Rico: What’s been your craziest show or tour moment?

WSS: The first show of my Aus tour, we went to Brisbane, and we didn’t sell it out but we got close to selling out, and I’m from Auckland bro. It’s easy to release music online and forget that there’s real people listening to it. This Brissy show was only people who ever heard of me or found out about me because of the music, and not in relation to liking me as a person or whatever.

The music alone is the only thing that these people have invested in and the reason why they’ve come to the show. I just remember thinking, “Wow, people have listened to my stuff and paid money. And some of them drove pretty far to come here.” You know what I mean? And I was able to hang with everyone afterwards and take photos and just chat to people and find out ow they found out about my music.

Charbel: It’s such a humbling experience. The imposter syndrome is so real sometimes with that kind of stuff.But then you’re like, “Oh, no, we deserve to be here.”

Rico: Like people travelled to see you, people have taken the day off that could do literally anything else.

WSS: It’s such a balance to have the gratitude, but also to have the confidence and purpose.

Rico: Just before we hopped on the call, we were like, “We’re so excited to genuinely see your show and meet you.” After this interview, message us your set times.

WSS: Cool, of course!

Rico: And then Charbel has his own project, too. He’s playing with the band under “Charbel”. We’re all jumping around to help with other artists as well.

WSS: That’s beautiful. It’s sort of the same with us, all the New Zealand artists, the same community vibes. We got a group chat like, “Yo, make sure you go watch this guy.” That’s what you need, that sort of community sort of thing because it can be an isolating experience. It gives me hope that there’s good shit happening in the industry still, you know? Do you guys have any go-to pre-show rituals?

Charbel: The funny thing is, we really don’t!

Rico: I know I used to early on I used to just dip and then I’d do push ups, I’d shadowbox, everything. I’d mentally prepare myself in the form of the crowd being this big opponent in a way. I was full ready, bro.

Charbel: I remember the first show were did with Boomchild everyone was hanging out next to each other and I looked out this doorway that led to the car park of the venue and I just saw Rico going like this [impersonates boxing], just shadowboxing. I was like, “What is going on man?”

WSS: Gotta do what you gotta do, bro.

Charbel: I love quietness before a show. I hate being in a room before a show. I’ve alway found that I’ve preferred that so much more, sitting by myself and not talking, and then just going on stage when I need to. I definitely have to take that moment to kind of almost meditate.

WSS: That’s awesome bro. I’m in the same camp, just a real calm vibe.

Charbel: Last question – When you look at the grand scheme of things, in terms of your art, seeing your art is crazy, because I realised how heavily intense and important visuals are. It felt [like] the whole thing was art – the music, the video, even the way you would dress was art.

Rico: Yeah, the concept. Even the photo in the top of your Spotify, I was like, “This guy’s crazy!”
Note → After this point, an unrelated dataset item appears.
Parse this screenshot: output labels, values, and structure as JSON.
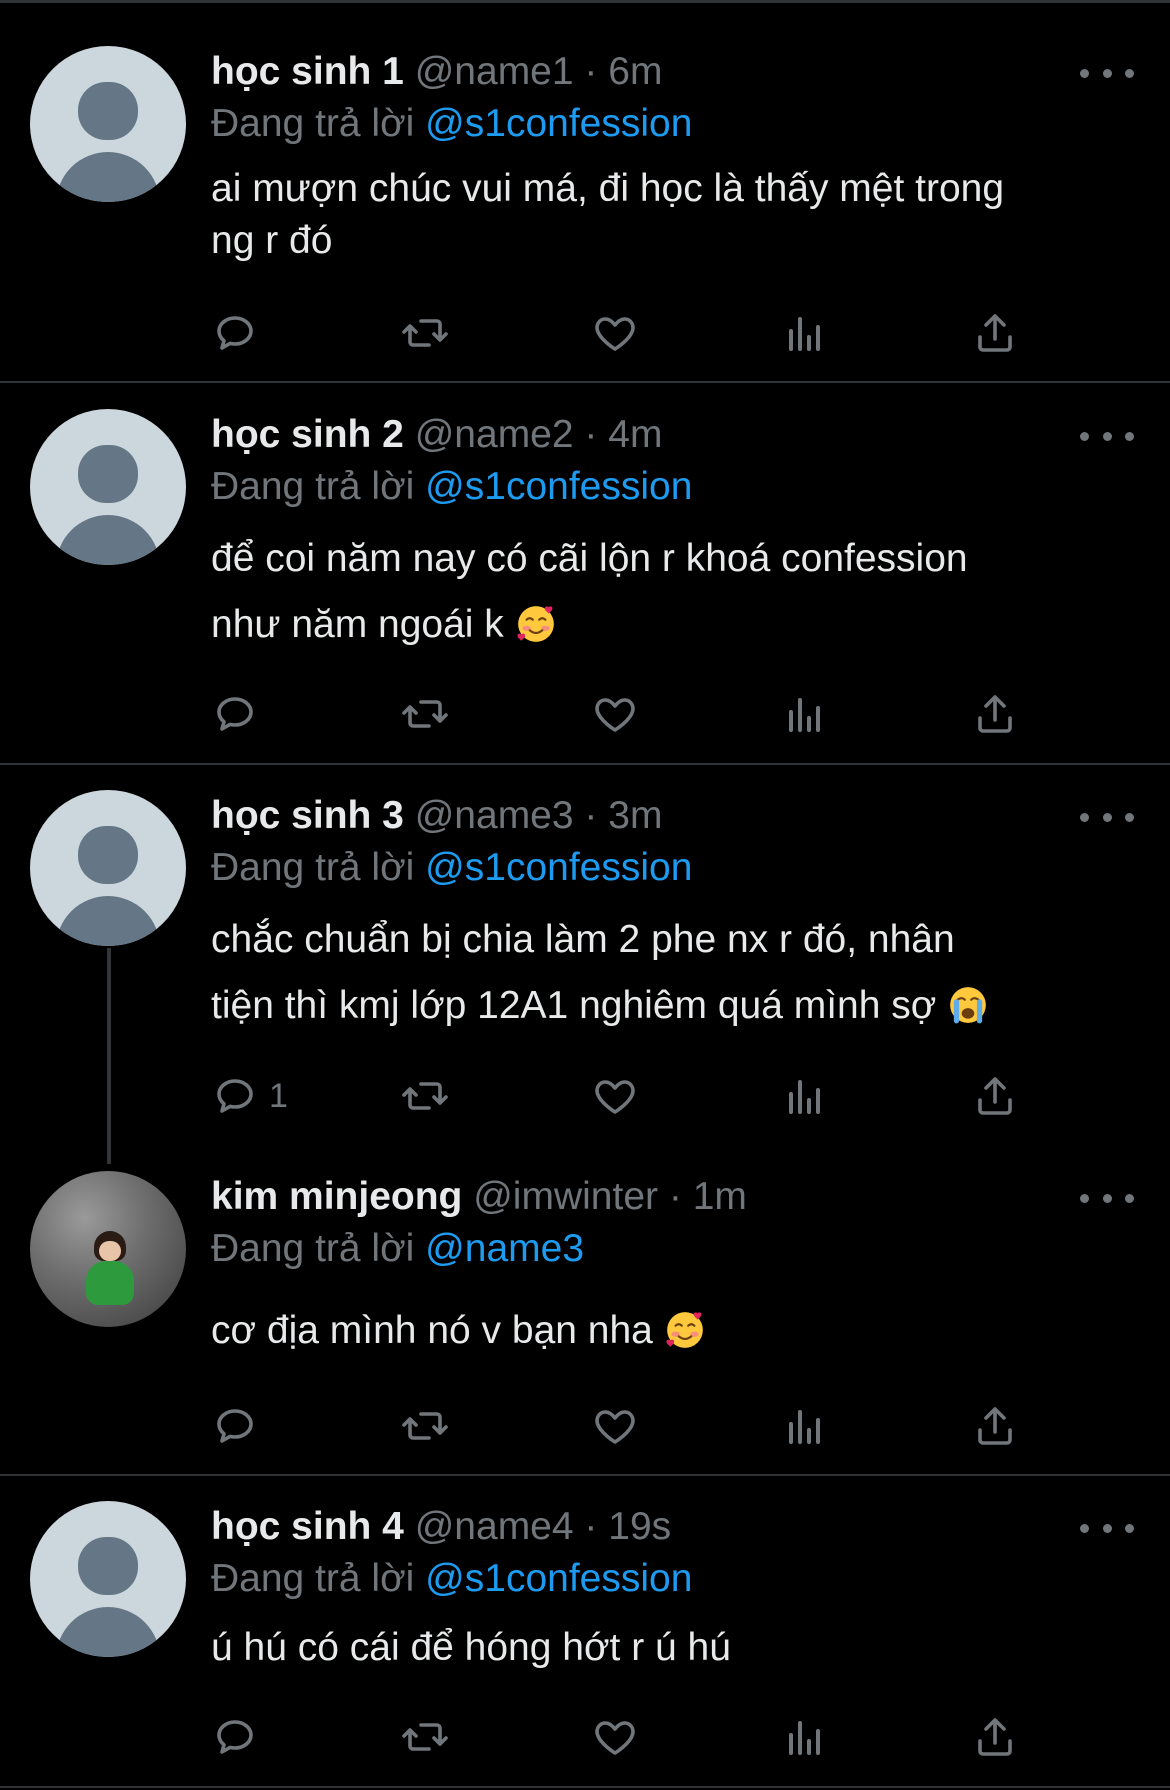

Charbel: I guess the question would be, at the end of it all, is there something you want to be remembered for?

WSS: That’s a good question. I’ll be honest, I don’t think I’ve ever thought of it in that way. I think the inly thing I want to constantly be happening is for me to be doing everything I can with the resources and knowledge I have around me to create the coolest shit that I can. That’s all I care about. I don’t really see a hill or a final goal or result, I just see right now being able to make cool shit with my homies. I’m winning right now.

Rico: I love that answer. You won’t ever be happy in the future if you’re not happy now.

Charbel: It’s such a beautiful way to put it, like, “I’m at the top now.”